Sen. Leland Yee: PUC's New Energy Bill
Earlier this month, Assembly Bill 1969, a renewable energy bill which I authored as a member of the state Assembly in 2006, was unanimously voted on and implemented into law by the California Public Utilities Commission (PUC).
The law will significantly increase production of the state's renewable energy sources and improve the environment through a reduction in greenhouse gases.
In 2006, Governor Arnold Schwarzenegger signed AB 1969 to allow water and wastewater agencies to sell environmentally-friendly energy to electrical companies, such as small hydro, solar and biogas produced by their treatment and delivery facilities. The result is up to 250 new megawatts of energy being put into the state's grid.
The PUC approved full implementation of the bill and also created a companion program, which will expand the opportunity to produce renewable energy for all businesses and customers in California. In essence, this increases the amount of potential energy going to the state's grid to nearly 500 new megawatts, or enough energy to power approximately 500,000 Bay Area homes.
I am thrilled to see AB 1969 being expanded and offered to a broader audience of customers. It will significantly help the state meet our renewable energy goals and improve the environment through a reduction in greenhouse gases.

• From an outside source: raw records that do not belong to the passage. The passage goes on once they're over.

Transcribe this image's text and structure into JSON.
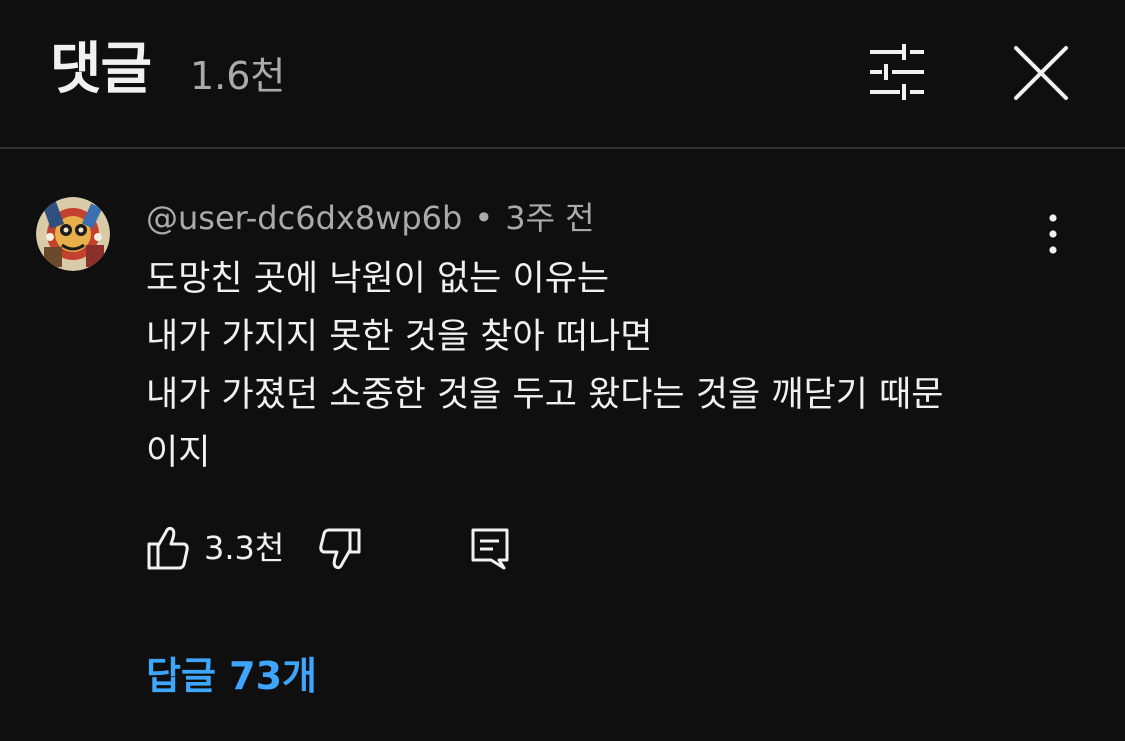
{
  "header": {
    "title": "댓글",
    "count": "1.6천",
    "filter_icon": "sliders-icon",
    "close_icon": "close-icon"
  },
  "comment": {
    "author": "@user-dc6dx8wp6b",
    "separator": "•",
    "time": "3주 전",
    "lines": [
      "도망친 곳에 낙원이 없는 이유는",
      "내가 가지지 못한 것을 찾아 떠나면",
      "내가 가졌던 소중한 것을 두고 왔다는 것을 깨닫기 때문",
      "이지"
    ],
    "likes": "3.3천",
    "replies_label": "답글 73개",
    "icons": {
      "more": "more-vertical-icon",
      "like": "thumbs-up-icon",
      "dislike": "thumbs-down-icon",
      "reply": "reply-comment-icon"
    }
  },
  "colors": {
    "background": "#0f0f0f",
    "text_primary": "#f1f1f1",
    "text_secondary": "#aaaaaa",
    "link": "#3ea6ff",
    "divider": "#303030"
  }
}
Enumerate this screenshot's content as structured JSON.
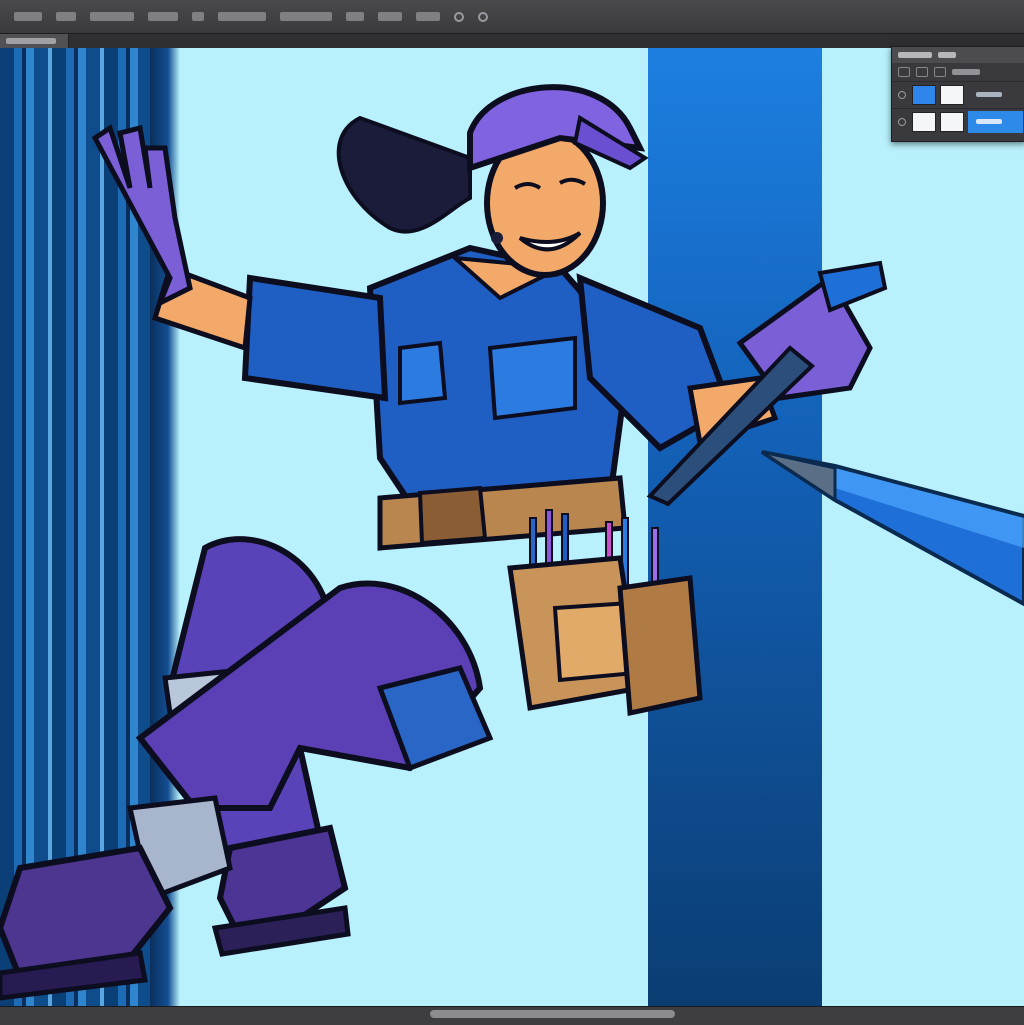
{
  "app": {
    "menu_items": [
      "",
      "",
      "",
      "",
      "",
      "",
      "",
      "",
      "",
      ""
    ]
  },
  "layers_panel": {
    "layers": [
      {
        "thumb_left": "blue",
        "thumb_right": "white",
        "selected": false
      },
      {
        "thumb_left": "white",
        "thumb_right": "white",
        "selected": true
      }
    ]
  },
  "canvas": {
    "background_color": "#b8f0fb",
    "stripe_colors": [
      "#0b3f78",
      "#1d6bb4",
      "#1361b8"
    ]
  },
  "artwork": {
    "subject": "",
    "colors": {
      "uniform": "#1f5fc4",
      "gloves": "#7a5fd6",
      "helmet": "#7f63e0",
      "tool_belt": "#b9864f",
      "skin": "#f2a96a",
      "boots": "#5b3f97"
    }
  }
}
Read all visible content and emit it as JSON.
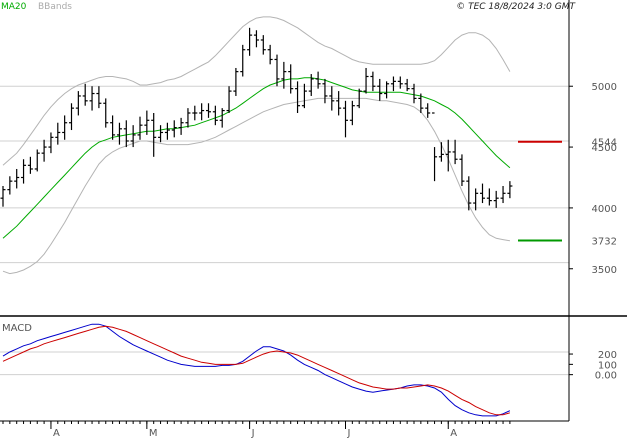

Prior to AB 1969, hydroelectric energy was unable to be captured at small- and medium-sized water agencies simply because existing programs didn't allow them the opportunity to sell that resource. But AB 1969 removed obstacles to such production and encouraged the full potential of renewable energy generation by the state's water and wastewater agencies.
Specifically, AB 1969 required electrical corporations, such as PG&E;, to create standard contracts, or "feed-in tariffs," for the purchase of qualifying renewable energy from public water and wastewater agencies. The law provides new renewable energy generation resources that otherwise would not have been developed; helps electrical companies meet its Renewable Portfolio Standard (RPS) goals and resource adequacy requirements (20 percent by 2010); improves the environment through a reduction in greenhouse gases; offsets rising energy demand; and decreases water treatment and delivery costs.
California has a promising opportunity to increase energy production while also helping our environment. As the demand for water and energy grows, it is imperative that all businesses be able to offset their increased needs through the sale of energy being generated at their plants and buildings, which will also result in significant savings for residents.
The rising cost of energy directly impacts consumers, both for their own energy consumption and for their water and wastewater service. The production, conveyance, treatment and transportation of water and wastewater accounts for nearly 20 percent of the state's overall electricity consumption.
Electricity demand by water and wastewater agencies is also growing in California as treatment requirements increase and agencies turn to more energy intensive sources, such as desalination and recycling. As such, it is vital that we seek out new means to expand our energy supplies in an environmentally-conscious manner.
I thank the PUC for taking this step towards energy independence and a cleaner environment.
Leland Yee is a senator in the California Senate.